Cathie Wood as an investor reminds me of the protagonists in the tornado-chasing classic Twister. Wood knows that she's doing something risky with her aggressive style, but she does it for the thrill and ultimately the rewards of learning something new. The co-founder, CEO, and main stock picker of Ark Invest was active in the market windstorm on Wednesday, and thankfully for us, she posts her daily transactions at the end of every trading day.

What are the twisters that she is chasing these days? Wood added to her positions in Twilio (TWLO 2.94%), Palantir (PLTR 3.19%), and Invitae (NVTA 16.13%) on Wednesday. Let's crack open the bulkhead door and see what's out there now that the storm has passed. 

Twilio

Shares of Twilio plummeted 13% yesterday after the company posted poorly received financial results, and it isn't a surprise to see Wood buying the dip. It's one of her 15 largest holdings at Ark Invest, and the leading provider of in-app communication solutions has the disruptive business model that Wood enjoys getting behind through thick and thin.

Revenue growth decelerated for the seventh quarter in a row. We've seen the year-over-year top-line gains go from 67% to 15% in that time. This isn't the problem, as the performance was in line with analyst expectations. The other end of the income statement was even better. Adjusted earnings clocked in at $0.47 a share, more than double the $0.21 a share that Wall Street pros were targeting.

Bull and bear figurines on top of a piece of paper with financial data on it.

Image source: Getty Images.

The sticking point for the market was Twilio's guidance. The $980 million to $990 million that the software services provider is projecting for the current quarter is just 4% to 5% more than it rang up in Q2 of last year. It's also a sequential decline for a business model that doesn't typically experience seasonality between the first and second quarters. 

Another problematic nugget is that its dollar-based net expansion rate -- a popular health metric for the software-as-a-service industry -- fell to 106%. It means that existing customers are spending just 6% more over the past year than they were a year ago. Investors like to see this number at 120% or higher, and Twilio was well above that during its days of headier growth.

Palantir

Palantir traded as high as $45 in early 2021, a few months after going public. It's closer to hitting a 52-week high than the other two names on this list, but it still closed in the single digits on Wednesday. Unlike Twilio taking a hit following a rough report, Palantir moved higher this week after impressing the market. 

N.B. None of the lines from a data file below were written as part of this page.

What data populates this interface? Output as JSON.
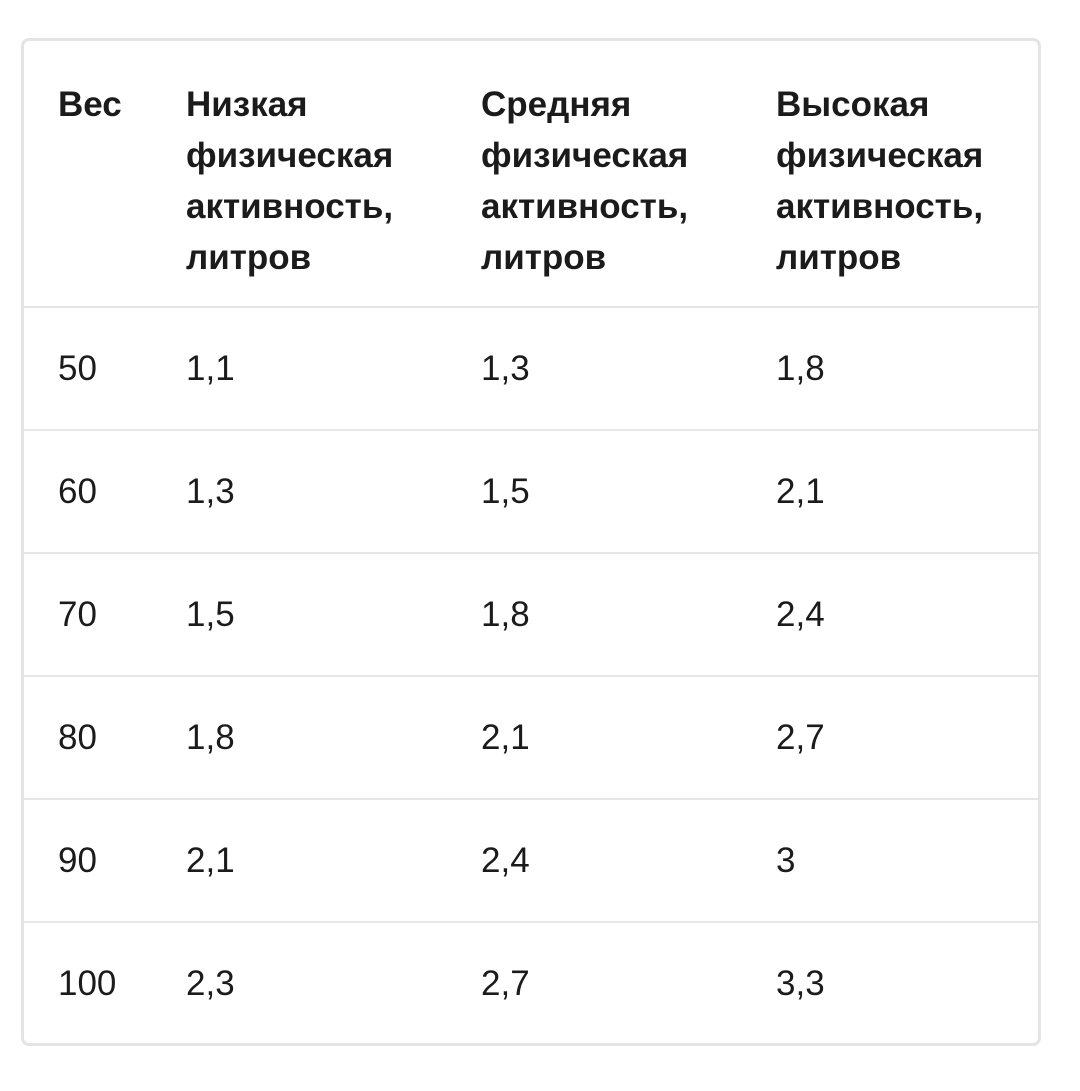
{
  "table": {
    "headers": [
      "Вес",
      "Низкая физическая активность, литров",
      "Средняя физическая активность, литров",
      "Высокая физическая активность, литров"
    ],
    "rows": [
      [
        "50",
        "1,1",
        "1,3",
        "1,8"
      ],
      [
        "60",
        "1,3",
        "1,5",
        "2,1"
      ],
      [
        "70",
        "1,5",
        "1,8",
        "2,4"
      ],
      [
        "80",
        "1,8",
        "2,1",
        "2,7"
      ],
      [
        "90",
        "2,1",
        "2,4",
        "3"
      ],
      [
        "100",
        "2,3",
        "2,7",
        "3,3"
      ]
    ]
  }
}
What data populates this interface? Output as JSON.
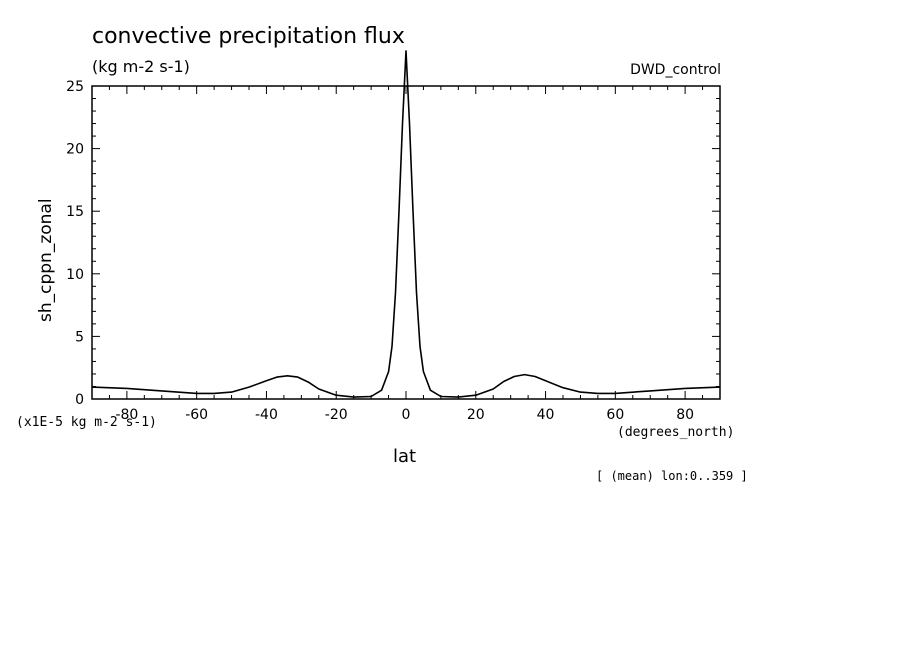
{
  "chart_data": {
    "type": "line",
    "title": "convective precipitation flux",
    "subtitle": "(kg m-2 s-1)",
    "dataset_label": "DWD_control",
    "xlabel": "lat",
    "x_units": "(degrees_north)",
    "ylabel": "sh_cppn_zonal",
    "y_scale_note": "(x1E-5 kg m-2 s-1)",
    "region_note": "[ (mean) lon:0..359 ]",
    "xlim": [
      -90,
      90
    ],
    "ylim": [
      0,
      25
    ],
    "x_ticks": [
      -80,
      -60,
      -40,
      -20,
      0,
      20,
      40,
      60,
      80
    ],
    "y_ticks": [
      0,
      5,
      10,
      15,
      20,
      25
    ],
    "grid": false,
    "series": [
      {
        "color": "#000000",
        "x": [
          -90,
          -80,
          -70,
          -60,
          -55,
          -50,
          -45,
          -40,
          -37,
          -34,
          -31,
          -28,
          -25,
          -20,
          -15,
          -10,
          -7,
          -5,
          -4,
          -3,
          -2,
          -1,
          0,
          1,
          2,
          3,
          4,
          5,
          7,
          10,
          15,
          20,
          25,
          28,
          31,
          34,
          37,
          40,
          45,
          50,
          55,
          60,
          70,
          80,
          90
        ],
        "y": [
          0.95,
          0.85,
          0.65,
          0.45,
          0.45,
          0.55,
          0.95,
          1.45,
          1.75,
          1.85,
          1.75,
          1.35,
          0.8,
          0.3,
          0.15,
          0.2,
          0.7,
          2.2,
          4.2,
          8.5,
          15.0,
          22.0,
          27.8,
          22.0,
          15.0,
          8.5,
          4.2,
          2.2,
          0.7,
          0.2,
          0.15,
          0.3,
          0.8,
          1.4,
          1.8,
          1.95,
          1.8,
          1.45,
          0.9,
          0.55,
          0.45,
          0.45,
          0.65,
          0.85,
          0.95
        ]
      }
    ]
  }
}
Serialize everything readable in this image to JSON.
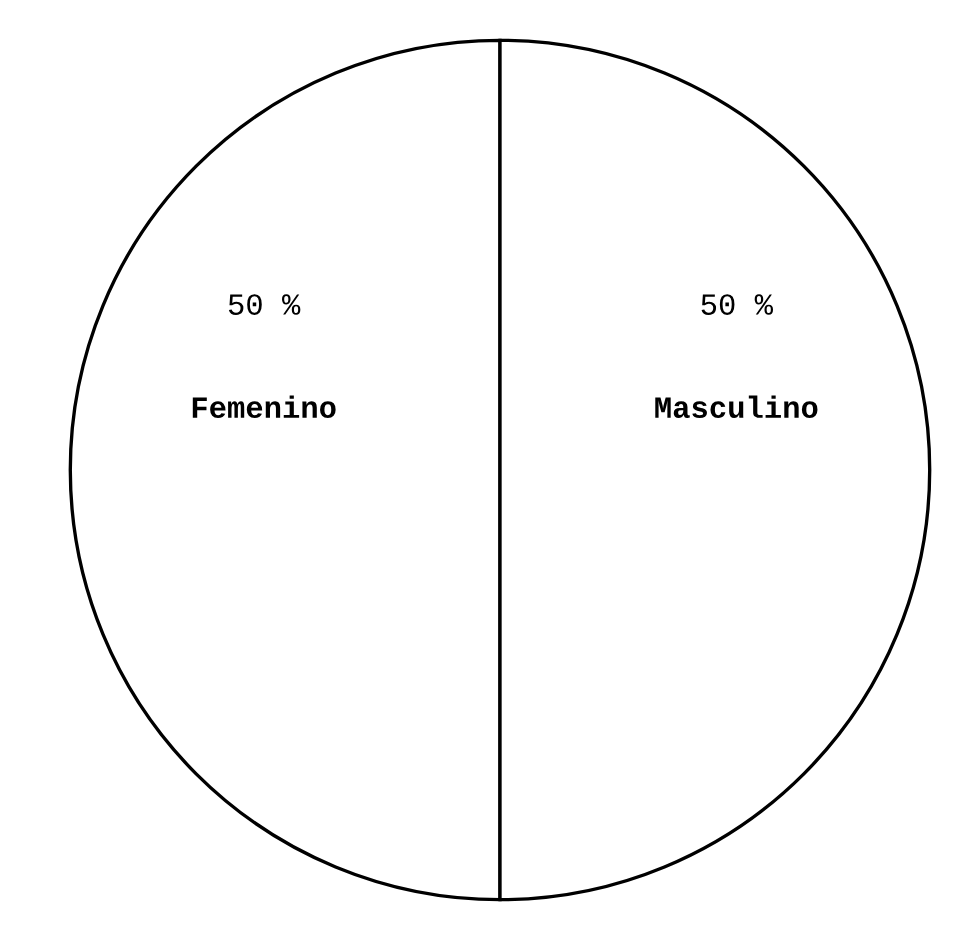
{
  "chart_data": {
    "type": "pie",
    "categories": [
      "Femenino",
      "Masculino"
    ],
    "values": [
      50,
      50
    ],
    "value_labels": [
      "50 %",
      "50 %"
    ],
    "colors": [
      "#ffffff",
      "#ffffff"
    ],
    "legend": false
  }
}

Palantir came through with better-than-expected results on both ends of the income statement. It posted positive net income for the quarter, pointing out that it now expects to remain profitable for every single quarter this year. Shares soared 23% on Tuesday following its healthy financial update. It's not just sinking stocks that Wood likes to chase. 

Invitae

Wood is a believer in genetic-testing stocks, even if she's sometimes swimming alone in the gene pool party. Invitae is an established player in medical genetics. It has been consistently posting healthy double-digit and triple-digit revenue growth for eight years. Profitability remains the challenge, and that is why the stock is trading for less than $2 a share right now. Losses have widened in each of the last 10 years. 

The business model is working. Quarterly revenue per patient has risen from $416 a year ago to $463 in this week's latest financial update. Year-over-year growth has decelerated sharply, but still rose 10% on a pro forma basis. Invitae also points out that its gross margin and cash burn rate are improving, but analysts see losses continuing for at least these next three years. 

Twilio, Palantir, and Invitae have had their challenges, but at their core they continue to be the kind of growth stocks that Wood enjoys owning -- and adding to, if the opportunities arise. In short, she sees them as tornadoes worth chasing instead of avoiding.